Elle l’est d’autant plus que la culture est elle-même fragilisée. Crédits en baisse, surtout venant des collectivités locales, mairies, départements et régions, comme on l’a vu dans les Pays de Loire en 2025 avec la suppression des subventions aux institutions culturelles, mais aussi ceux venant de l’Etat. Associations, festivals, compagnies de danse et de théâtre, cinémas d’art et d’essai, médiathèques et manifestations littéraires, c’est tout le tissu culturel élaboré depuis des décennies qui est mis à l’épreuve par la situation budgétaire.

La culture n’apparait plus comme une priorité sauf pour certains élus qui maintiennent haut le drapeau du soutien à la création. Attaquée également de toutes parts, soit par indifférence, soit par volonté idéologique, récupérée par des mouvements extrémistes, qui, sous prétexte de défendre les «Plus belles fêtes de France» (nom d’une association soutenue par Pierre Édouard Stérin), réécrivent et falsifient l’histoire, comme dans l’Allier récemment avec Murmures de la cité, la création et la culture sont l’objet de remises en cause brutales, qui sont de la même nature que les attaques contre la presse et les journalistes.

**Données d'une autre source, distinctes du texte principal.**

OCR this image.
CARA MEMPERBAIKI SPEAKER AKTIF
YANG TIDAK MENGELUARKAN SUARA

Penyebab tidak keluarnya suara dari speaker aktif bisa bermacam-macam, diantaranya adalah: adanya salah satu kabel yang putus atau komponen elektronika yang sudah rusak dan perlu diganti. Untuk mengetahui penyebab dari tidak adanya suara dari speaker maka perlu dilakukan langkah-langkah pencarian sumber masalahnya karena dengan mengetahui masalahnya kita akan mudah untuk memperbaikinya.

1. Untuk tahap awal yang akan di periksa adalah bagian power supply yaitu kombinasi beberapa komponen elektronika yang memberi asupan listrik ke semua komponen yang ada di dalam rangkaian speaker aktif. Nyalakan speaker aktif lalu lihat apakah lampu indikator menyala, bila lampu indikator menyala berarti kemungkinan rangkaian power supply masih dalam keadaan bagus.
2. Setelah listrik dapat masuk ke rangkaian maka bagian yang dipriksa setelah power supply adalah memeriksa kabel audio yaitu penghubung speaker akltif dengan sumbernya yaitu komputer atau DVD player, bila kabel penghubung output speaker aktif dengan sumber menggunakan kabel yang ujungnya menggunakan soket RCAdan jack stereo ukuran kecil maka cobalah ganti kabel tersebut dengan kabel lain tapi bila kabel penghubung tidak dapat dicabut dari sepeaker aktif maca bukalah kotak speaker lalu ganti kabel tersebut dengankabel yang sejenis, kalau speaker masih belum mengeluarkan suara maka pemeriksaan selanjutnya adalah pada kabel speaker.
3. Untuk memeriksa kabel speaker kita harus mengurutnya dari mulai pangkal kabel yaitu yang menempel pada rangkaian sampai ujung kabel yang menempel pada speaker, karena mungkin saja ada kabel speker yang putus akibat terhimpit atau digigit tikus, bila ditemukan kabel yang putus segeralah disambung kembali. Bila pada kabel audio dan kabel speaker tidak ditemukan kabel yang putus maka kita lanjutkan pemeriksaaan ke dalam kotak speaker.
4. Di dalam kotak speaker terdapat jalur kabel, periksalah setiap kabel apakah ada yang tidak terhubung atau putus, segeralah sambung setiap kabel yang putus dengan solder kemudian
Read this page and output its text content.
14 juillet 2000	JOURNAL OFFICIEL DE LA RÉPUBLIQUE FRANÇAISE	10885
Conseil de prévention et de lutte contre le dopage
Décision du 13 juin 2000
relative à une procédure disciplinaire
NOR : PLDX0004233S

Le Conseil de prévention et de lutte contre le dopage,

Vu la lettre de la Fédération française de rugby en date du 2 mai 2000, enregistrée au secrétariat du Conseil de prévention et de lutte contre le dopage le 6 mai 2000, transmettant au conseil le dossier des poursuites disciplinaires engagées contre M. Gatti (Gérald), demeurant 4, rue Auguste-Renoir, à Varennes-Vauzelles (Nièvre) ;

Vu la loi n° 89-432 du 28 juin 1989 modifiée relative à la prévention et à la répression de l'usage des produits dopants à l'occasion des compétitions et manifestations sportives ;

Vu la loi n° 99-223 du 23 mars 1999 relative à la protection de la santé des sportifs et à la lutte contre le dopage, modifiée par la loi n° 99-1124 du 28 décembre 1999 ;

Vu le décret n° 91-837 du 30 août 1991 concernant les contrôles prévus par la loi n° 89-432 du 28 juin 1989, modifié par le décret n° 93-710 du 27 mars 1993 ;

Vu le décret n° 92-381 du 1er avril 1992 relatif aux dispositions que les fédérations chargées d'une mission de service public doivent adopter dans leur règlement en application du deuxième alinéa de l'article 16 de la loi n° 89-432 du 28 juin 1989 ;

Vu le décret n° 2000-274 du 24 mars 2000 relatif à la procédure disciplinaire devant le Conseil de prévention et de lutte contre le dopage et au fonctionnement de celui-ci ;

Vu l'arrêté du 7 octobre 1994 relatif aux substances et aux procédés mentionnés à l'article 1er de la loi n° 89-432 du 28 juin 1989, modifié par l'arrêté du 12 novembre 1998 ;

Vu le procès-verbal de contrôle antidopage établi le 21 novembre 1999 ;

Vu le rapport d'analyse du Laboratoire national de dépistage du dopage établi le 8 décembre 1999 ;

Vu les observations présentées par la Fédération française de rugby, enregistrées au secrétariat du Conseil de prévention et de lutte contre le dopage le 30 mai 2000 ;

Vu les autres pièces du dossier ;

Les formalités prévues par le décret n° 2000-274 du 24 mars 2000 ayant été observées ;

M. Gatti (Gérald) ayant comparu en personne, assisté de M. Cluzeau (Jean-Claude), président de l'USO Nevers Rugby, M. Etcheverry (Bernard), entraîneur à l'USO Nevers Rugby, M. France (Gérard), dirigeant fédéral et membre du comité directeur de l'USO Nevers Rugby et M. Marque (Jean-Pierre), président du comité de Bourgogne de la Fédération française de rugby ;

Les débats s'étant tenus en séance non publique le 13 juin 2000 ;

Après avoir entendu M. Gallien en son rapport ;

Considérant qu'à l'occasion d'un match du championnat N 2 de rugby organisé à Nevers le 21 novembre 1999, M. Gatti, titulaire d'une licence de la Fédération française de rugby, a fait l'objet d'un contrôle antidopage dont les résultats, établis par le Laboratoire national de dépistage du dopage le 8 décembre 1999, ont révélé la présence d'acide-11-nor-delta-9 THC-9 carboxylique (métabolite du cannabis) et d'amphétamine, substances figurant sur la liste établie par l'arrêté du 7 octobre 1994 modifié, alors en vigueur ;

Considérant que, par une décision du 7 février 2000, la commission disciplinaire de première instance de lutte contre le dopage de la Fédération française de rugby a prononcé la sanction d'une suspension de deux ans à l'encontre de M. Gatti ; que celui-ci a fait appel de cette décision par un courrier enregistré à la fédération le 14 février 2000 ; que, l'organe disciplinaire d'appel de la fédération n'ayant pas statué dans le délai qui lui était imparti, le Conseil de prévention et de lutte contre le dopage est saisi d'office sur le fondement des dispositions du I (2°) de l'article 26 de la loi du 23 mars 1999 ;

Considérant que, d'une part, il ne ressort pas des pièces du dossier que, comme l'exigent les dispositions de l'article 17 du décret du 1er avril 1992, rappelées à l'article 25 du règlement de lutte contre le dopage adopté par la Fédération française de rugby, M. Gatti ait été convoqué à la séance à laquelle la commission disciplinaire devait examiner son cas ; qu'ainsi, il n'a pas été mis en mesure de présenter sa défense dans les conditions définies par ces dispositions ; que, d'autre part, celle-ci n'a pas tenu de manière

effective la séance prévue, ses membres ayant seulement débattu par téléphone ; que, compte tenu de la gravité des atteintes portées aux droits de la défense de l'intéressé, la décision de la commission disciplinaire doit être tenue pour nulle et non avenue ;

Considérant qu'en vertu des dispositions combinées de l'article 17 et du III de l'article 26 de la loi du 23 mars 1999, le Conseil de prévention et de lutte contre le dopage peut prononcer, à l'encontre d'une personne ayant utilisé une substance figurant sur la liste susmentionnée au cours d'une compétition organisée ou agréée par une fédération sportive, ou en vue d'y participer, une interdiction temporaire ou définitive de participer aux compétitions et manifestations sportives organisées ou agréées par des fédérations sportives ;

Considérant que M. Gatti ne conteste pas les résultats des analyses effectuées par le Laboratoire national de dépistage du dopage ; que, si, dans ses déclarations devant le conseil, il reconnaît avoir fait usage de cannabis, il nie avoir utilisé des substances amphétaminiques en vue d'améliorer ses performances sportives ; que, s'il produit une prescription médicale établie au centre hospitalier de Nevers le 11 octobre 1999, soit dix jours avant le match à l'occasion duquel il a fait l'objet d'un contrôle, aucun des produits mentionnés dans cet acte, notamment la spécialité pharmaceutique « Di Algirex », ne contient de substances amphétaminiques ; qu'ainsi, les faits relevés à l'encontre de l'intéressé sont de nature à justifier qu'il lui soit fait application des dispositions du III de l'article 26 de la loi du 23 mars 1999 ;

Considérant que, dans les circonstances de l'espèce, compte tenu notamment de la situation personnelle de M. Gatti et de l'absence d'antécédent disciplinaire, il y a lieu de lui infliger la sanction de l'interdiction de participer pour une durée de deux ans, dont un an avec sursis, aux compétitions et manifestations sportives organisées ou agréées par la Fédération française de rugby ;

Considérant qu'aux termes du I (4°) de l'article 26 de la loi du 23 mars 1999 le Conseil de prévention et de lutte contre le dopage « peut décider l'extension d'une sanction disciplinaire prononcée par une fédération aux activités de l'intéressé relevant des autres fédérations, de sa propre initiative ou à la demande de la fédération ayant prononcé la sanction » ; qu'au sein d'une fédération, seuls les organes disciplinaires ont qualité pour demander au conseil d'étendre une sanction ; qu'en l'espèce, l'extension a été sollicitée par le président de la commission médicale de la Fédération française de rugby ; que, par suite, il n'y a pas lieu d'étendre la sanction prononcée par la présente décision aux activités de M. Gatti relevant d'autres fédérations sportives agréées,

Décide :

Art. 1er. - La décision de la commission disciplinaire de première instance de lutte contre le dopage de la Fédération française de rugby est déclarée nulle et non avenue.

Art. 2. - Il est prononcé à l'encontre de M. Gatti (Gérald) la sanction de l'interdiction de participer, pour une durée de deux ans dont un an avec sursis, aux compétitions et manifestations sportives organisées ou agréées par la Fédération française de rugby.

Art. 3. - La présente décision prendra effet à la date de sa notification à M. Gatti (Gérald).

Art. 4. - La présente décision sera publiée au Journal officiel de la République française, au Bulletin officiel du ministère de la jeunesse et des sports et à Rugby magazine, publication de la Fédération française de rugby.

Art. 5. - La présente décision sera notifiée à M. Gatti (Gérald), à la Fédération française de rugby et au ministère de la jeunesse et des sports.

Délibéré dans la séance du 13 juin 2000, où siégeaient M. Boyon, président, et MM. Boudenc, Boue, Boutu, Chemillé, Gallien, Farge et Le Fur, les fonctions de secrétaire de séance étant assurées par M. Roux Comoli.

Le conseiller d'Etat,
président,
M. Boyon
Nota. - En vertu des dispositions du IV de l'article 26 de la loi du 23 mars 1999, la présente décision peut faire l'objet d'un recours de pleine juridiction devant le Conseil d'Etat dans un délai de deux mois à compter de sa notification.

Là encore, les États-Unis donnent, hélas, l’exemple avec les critiques contre les musées de Washington, les universités, etc…C’est le même combat qui s’annonce, celui du rôle de l’Etat, du service public, du soutien à des activités non rentables, précieuses socialement, essentielles pour la vie en commun, l’épanouissement personnel comme l’intégration sociale. Un débat fondamental sur notre conception de la société.

On l’aura compris, ce n’est pas sans lien avec la discussion sur l’audiovisuel, c’est le même combat pour la liberté, celui de ceux qui refusent que la rentabilité soit le seul critère d’intervention publique, et cela est dit désormais sans retenue, «Pourquoi donner de l’argent à des associations qui ne parviennent pas à équilibrer leurs comptes sans argent public?» disait la présidente de la région des Pays de Loire, madame Morançais.

C’est une conception de la société différente, en caricaturant à peine, celle des Trump et Musk d’un côté, celle des soutiens à la liberté de l’autre. Il faut affronter ce débat sans crainte et avec détermination, le débusquer quand il se cache sous des oripeaux techniques, c’est la seule façon de le gagner.